The state of California has spent $449 million so far pushing consumers towards electric vehicles, and now the state legislature is pushing a bill that would ramp up electric vehicle rebate spending to $3 billion:
The California Legislature is pushing forward a bill that would double down on the rebate program. Sextuple down, in fact. If $449 million can’t do it, the thinking goes, maybe $3 billion will. That’s the essence of the plan that could lift state rebates from $2,500 to $10,000 or more for a compact electric car, making, for example, a Chevrolet Bolt EV electric car cost the same as a gasoline-driven Honda Civic.

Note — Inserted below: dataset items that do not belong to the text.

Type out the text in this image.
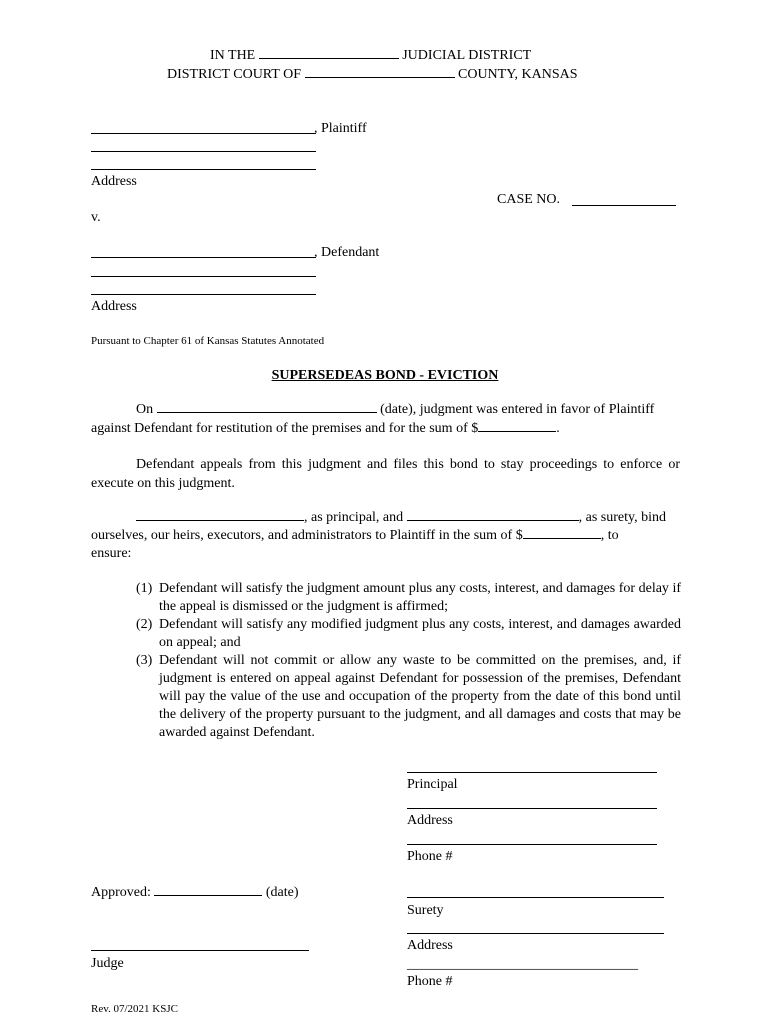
IN THE	JUDICIAL DISTRICT
DISTRICT COURT OF	COUNTY, KANSAS
, Plaintiff
Address
CASE NO.
v.
, Defendant
Address
Pursuant to Chapter 61 of Kansas Statutes Annotated
SUPERSEDEAS BOND - EVICTION
On	(date), judgment was entered in favor of Plaintiff
against Defendant for restitution of the premises and for the sum of $	.
Defendant appeals from this judgment and files this bond to stay proceedings to enforce or execute on this judgment.
, as principal, and	, as surety, bind
ourselves, our heirs, executors, and administrators to Plaintiff in the sum of $	, to
ensure:
(1) Defendant will satisfy the judgment amount plus any costs, interest, and damages for delay if the appeal is dismissed or the judgment is affirmed;
(2) Defendant will satisfy any modified judgment plus any costs, interest, and damages awarded on appeal; and
(3) Defendant will not commit or allow any waste to be committed on the premises, and, if judgment is entered on appeal against Defendant for possession of the premises, Defendant will pay the value of the use and occupation of the property from the date of this bond until the delivery of the property pursuant to the judgment, and all damages and costs that may be awarded against Defendant.
Principal
Address
Phone #
Approved:	(date)
Judge
Surety
Address
_________________________________
Phone #
Rev. 07/2021 KSJC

This must be welcome news to California’s wealthy who, a 2016 Berkeley study concluded, have been overwhelmingly favored by the existing electric vehicle rebate program:
Rubin and St-Louis say that considering the high costs of fuel-efficient electric, plug-in hybrid electric and fuel cell vehicles, whose sticker prices start at around $20,000, it was not surprising to find that 83 percent of rebate recipients in the period studied reported yearly incomes of more than $100,000.

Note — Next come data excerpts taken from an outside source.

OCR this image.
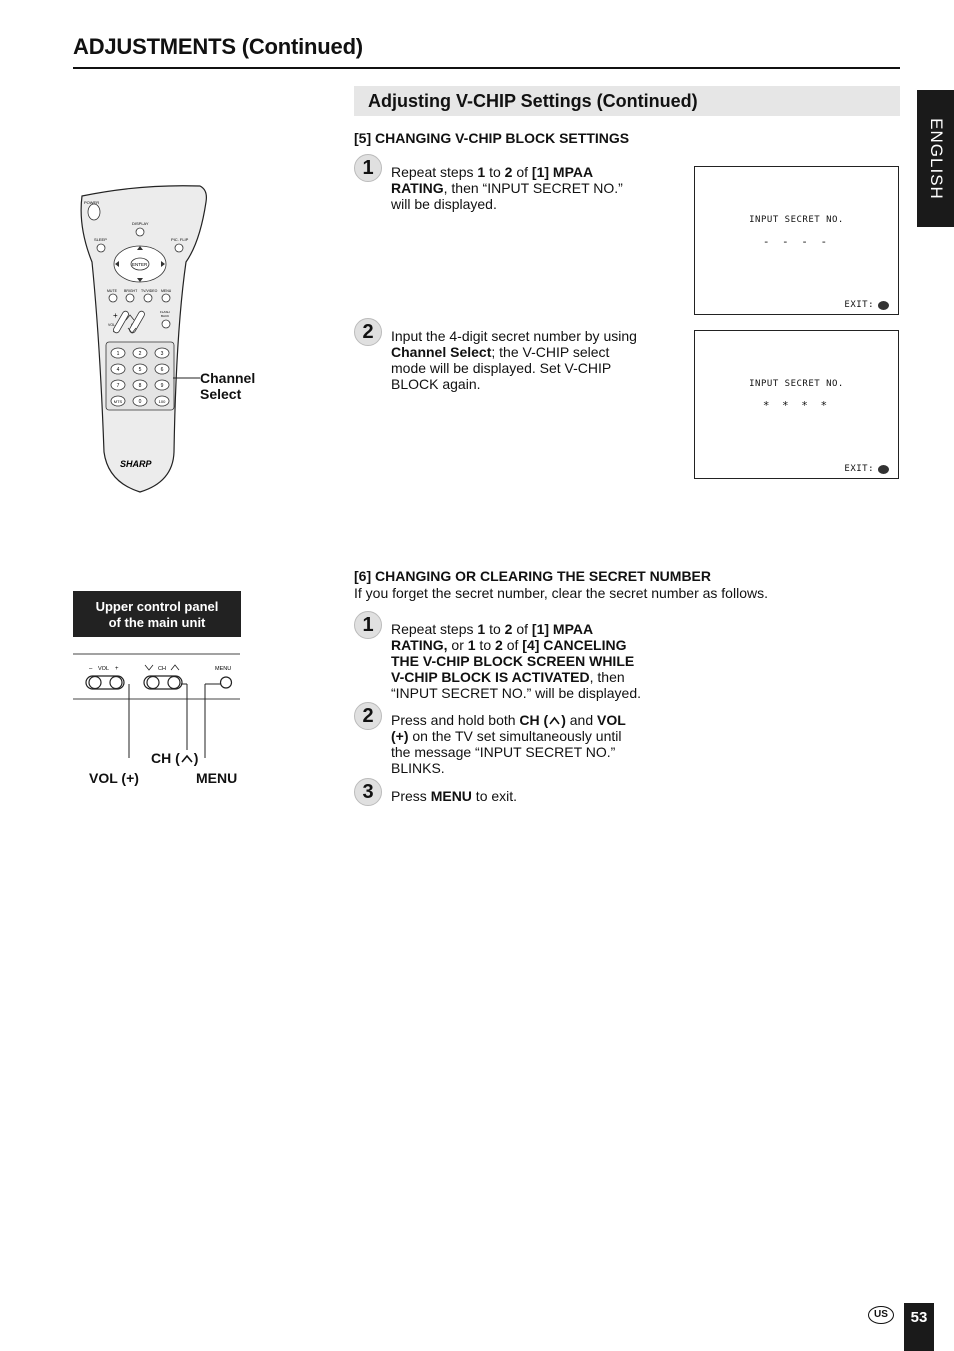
ADJUSTMENTS (Continued)
Adjusting V-CHIP Settings (Continued)
ENGLISH
POWER
DISPLAY
SLEEP	PIC. FLIP
ENTER
MUTE BRIGHT TV/VIDEO MENU
FLASH
BACK
+
VOL
1	2	3
4	5	6
7	8	9
MTS	0	100
SHARP
Channel
Select
Upper control panel
of the main unit
– VOL +	CH	MENU
CH ( )
VOL (+)	MENU
[5] CHANGING V-CHIP BLOCK SETTINGS
1	Repeat steps 1 to 2 of [1] MPAA
RATING, then “INPUT SECRET NO.”
will be displayed.
INPUT SECRET NO.
- - - -
EXIT:
2	Input the 4-digit secret number by using
Channel Select; the V-CHIP select
mode will be displayed. Set V-CHIP
BLOCK again.	INPUT SECRET NO.
* * * *
EXIT:
[6] CHANGING OR CLEARING THE SECRET NUMBER
If you forget the secret number, clear the secret number as follows.
1	Repeat steps 1 to 2 of [1] MPAA
RATING, or 1 to 2 of [4] CANCELING
THE V-CHIP BLOCK SCREEN WHILE
V-CHIP BLOCK IS ACTIVATED, then
“INPUT SECRET NO.” will be displayed.
2	Press and hold both CH ( ) and VOL
(+) on the TV set simultaneously until
the message “INPUT SECRET NO.”
BLINKS.
3	Press MENU to exit.
US	53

The latest proposed iteration of the electric vehicle rebate program would allow the Air Resources Board to “make up” for any changes to the $7,500 federal tax credit that is expected to change under the Trump administration:
The bill would also allow, but not require, the Air Resources Board to make up for the $7,500 federal tax rebate should it disappear under the Trump administration or should a particular manufacturer sell enough cars that the federal subsidy is no longer available.
Most of the funding for the multi-billion dollar rebate program is expected to come from California’s cap-and-trade program:
The bulk of the money, Ting said, would come from the state’s cap-and-trade auction revenue, which funds the current rebate program. Under cap-and-trade, the state sets an upper limit on greenhouse gas emissions, and a market is created for rights to pollute beneath that limit.